Federal Bureau of Investigation and Immigration Customs Enforcement agents use state department of motor vehicle databases for facial-recognition purposes, reveal newly released documents. These records, obtained by researchers with Georgetown Law’s Center on Privacy and Technology and shared with The Washington Post, contain thousands of facial-recognition requests, internal documents, and emails over the past five years.The Washington Post reports that “DMV records contain the photos of a vast majority of a state’s residents, most of whom have never been charged with a crime,” affecting millions of Americans whose photos are being used without their knowledge. Lawmakers across the aisle have criticized the technology as a “dangerous, pervasive and error-prone surveillance tool.” House Oversight Committee Chairman, Rep. Elijah E. Cummings (D-MD), and the committee’s ranking Republican, Rep. Jim Jordan (R-OH), publicly expressed their concerns about the lack of consent surrounding the use of DMV images.
A hearing held last Wednesday before the House Homeland Security Committee included news reports detailing Department of Homeland Security’s apparent mining of US motorists’ photographs in multiple states without a judge’s approval, as well as a recent data breach of Customs and Border Protection’s data. The main focus of Wednesday’s hearing was the question of whether CBP, in particular, has exceeded its legal authority to utilize face recognition. Under current law, CBP is only permitted to collect the biometric information of foreign nationals through what is known as the Biometric Exit Program. And while the ultimate question of whether CBP is operating within the scope of the Biometric Exit Program remained unresolved, the hearing raised concerns about the unreliability of face-recognition technology. In a telling example, a recent study conducted by the American Civil Liberties Union (ACLU) last year revealed that Amazon’s face recognition tool “Rekognition” falsely matched 28 members of Congress with criminal mugshots.
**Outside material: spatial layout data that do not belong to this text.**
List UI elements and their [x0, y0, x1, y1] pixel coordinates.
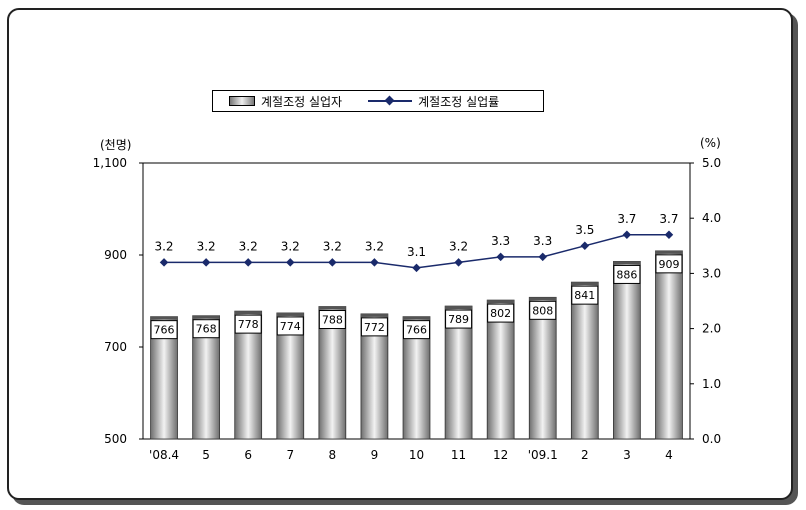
right-axis-unit: (%): [700, 136, 721, 150]
legend-item-line: 계절조정 실업률: [368, 93, 499, 110]
rate-value-label: 3.2: [449, 239, 468, 253]
rate-marker: [201, 258, 211, 267]
rate-value-label: 3.2: [323, 239, 342, 253]
bar-value-label-box: [150, 320, 178, 340]
legend-bar-swatch: [229, 96, 255, 106]
bar-top-edge: [234, 311, 262, 315]
bar-value-label-box: [655, 254, 683, 274]
legend-line-label: 계절조정 실업률: [418, 94, 500, 109]
x-tick-label: 9: [371, 448, 379, 462]
x-tick-label: 5: [202, 448, 210, 462]
legend-line-marker: [368, 96, 413, 106]
bar-value-label: 772: [364, 321, 385, 334]
x-tick-label: 4: [665, 448, 673, 462]
bar: [528, 296, 557, 440]
bar-value-label: 886: [616, 268, 637, 281]
x-tick-label: 12: [493, 448, 508, 462]
bar-top-edge: [613, 261, 641, 265]
bar-top-edge: [318, 306, 346, 310]
bar-value-label: 774: [280, 320, 301, 333]
bar-top-edge: [276, 312, 304, 316]
rate-value-label: 3.3: [491, 234, 510, 248]
right-axis-tick-label: 4.0: [702, 211, 721, 225]
bar-top-edge: [571, 282, 599, 286]
bar-value-label: 808: [532, 304, 553, 317]
bar: [570, 281, 599, 440]
bar-top-edge: [360, 313, 388, 317]
bar-value-label-box: [318, 310, 346, 330]
rate-value-label: 3.5: [575, 223, 594, 237]
bar-value-label: 841: [574, 289, 595, 302]
bar: [613, 261, 641, 440]
rate-value-label: 3.7: [659, 212, 678, 226]
rate-marker: [412, 263, 421, 273]
rate-value-label: 3.3: [533, 234, 552, 248]
left-axis-tick-label: 700: [104, 340, 127, 354]
bar-value-label: 909: [658, 258, 679, 271]
rate-value-label: 3.7: [617, 212, 636, 226]
bar-value-label-box: [571, 285, 599, 305]
bar-value-label: 802: [490, 307, 511, 320]
right-axis-tick-label: 2.0: [702, 322, 721, 336]
bar-value-label-box: [613, 264, 641, 284]
right-axis-tick-label: 1.0: [702, 377, 721, 391]
legend: 계절조정 실업자 계절조정 실업률: [212, 90, 544, 112]
bar-top-edge: [529, 297, 557, 301]
rate-marker: [370, 258, 379, 267]
rate-marker: [496, 252, 505, 262]
rate-marker: [159, 258, 169, 267]
x-tick-label: 3: [623, 448, 631, 462]
bar-value-label-box: [487, 303, 515, 323]
bar: [655, 250, 683, 440]
bar-top-edge: [403, 316, 430, 320]
bar-value-label-box: [360, 317, 388, 337]
bar-top-edge: [150, 316, 178, 320]
right-axis-tick-label: 0.0: [702, 432, 721, 446]
bar-value-label-box: [529, 300, 557, 320]
rate-value-label: 3.2: [154, 239, 173, 253]
x-tick-label: 7: [286, 448, 294, 462]
bar-value-label: 766: [406, 324, 427, 337]
x-tick-label: '09.1: [528, 448, 558, 462]
bar-value-label: 768: [196, 323, 217, 336]
rate-marker: [454, 258, 463, 267]
bar-value-label-box: [445, 309, 473, 329]
x-tick-label: '08.4: [149, 448, 179, 462]
rate-value-label: 3.2: [239, 239, 258, 253]
legend-item-bar: 계절조정 실업자: [229, 93, 342, 110]
x-tick-label: 8: [329, 448, 337, 462]
bar-value-label: 778: [238, 318, 259, 331]
bar-top-edge: [655, 250, 683, 254]
right-axis-tick-label: 5.0: [702, 156, 721, 170]
x-tick-label: 6: [244, 448, 252, 462]
rate-marker: [243, 258, 253, 267]
x-tick-label: 11: [451, 448, 466, 462]
rate-value-label: 3.2: [281, 239, 300, 253]
bar: [486, 299, 515, 440]
rate-marker: [286, 258, 295, 267]
rate-value-label: 3.2: [365, 239, 384, 253]
x-tick-label: 2: [581, 448, 589, 462]
rate-value-label: 3.1: [407, 245, 426, 259]
bar-top-edge: [192, 315, 220, 319]
bar-value-label-box: [276, 316, 304, 336]
left-axis-unit: (천명): [100, 138, 132, 152]
bar-top-edge: [445, 306, 473, 310]
left-axis-tick-label: 900: [104, 248, 127, 262]
bar-value-label: 788: [322, 314, 343, 327]
bar-value-label-box: [192, 319, 220, 339]
left-axis-tick-label: 500: [104, 432, 127, 446]
bar-top-edge: [487, 300, 515, 304]
right-axis-tick-label: 3.0: [702, 266, 721, 280]
left-axis-tick-label: 1,100: [93, 156, 127, 170]
bar-value-label: 789: [448, 313, 469, 326]
bar-value-label-box: [403, 320, 430, 340]
rate-marker: [328, 258, 337, 267]
bar-value-label: 766: [154, 324, 175, 337]
bar-value-label-box: [234, 314, 262, 334]
rate-value-label: 3.2: [197, 239, 216, 253]
legend-bar-label: 계절조정 실업자: [261, 94, 343, 109]
x-tick-label: 10: [409, 448, 424, 462]
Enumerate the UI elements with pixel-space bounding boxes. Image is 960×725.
The FBI, however, claims that its system is “86 percent accurate at finding the right person if a search is able to generate a list of 50 possible matches,” according to the Government Accountability Office. However, the FBI has not tested its system’s accuracy under conditions that are closer to normal, including when a facial search returns only a few possible matches, according to The Washington Post. Some cities, including San Francisco, CA , and Somerville, MA, have responded to this controversy by banning their police and public agencies from using facial-recognition software, citing concerns about “governmental overreach and a breach of public trust.” The reliability and accountability of the government’s facial recognition systems are expected to remain “hotly debated in Washington.”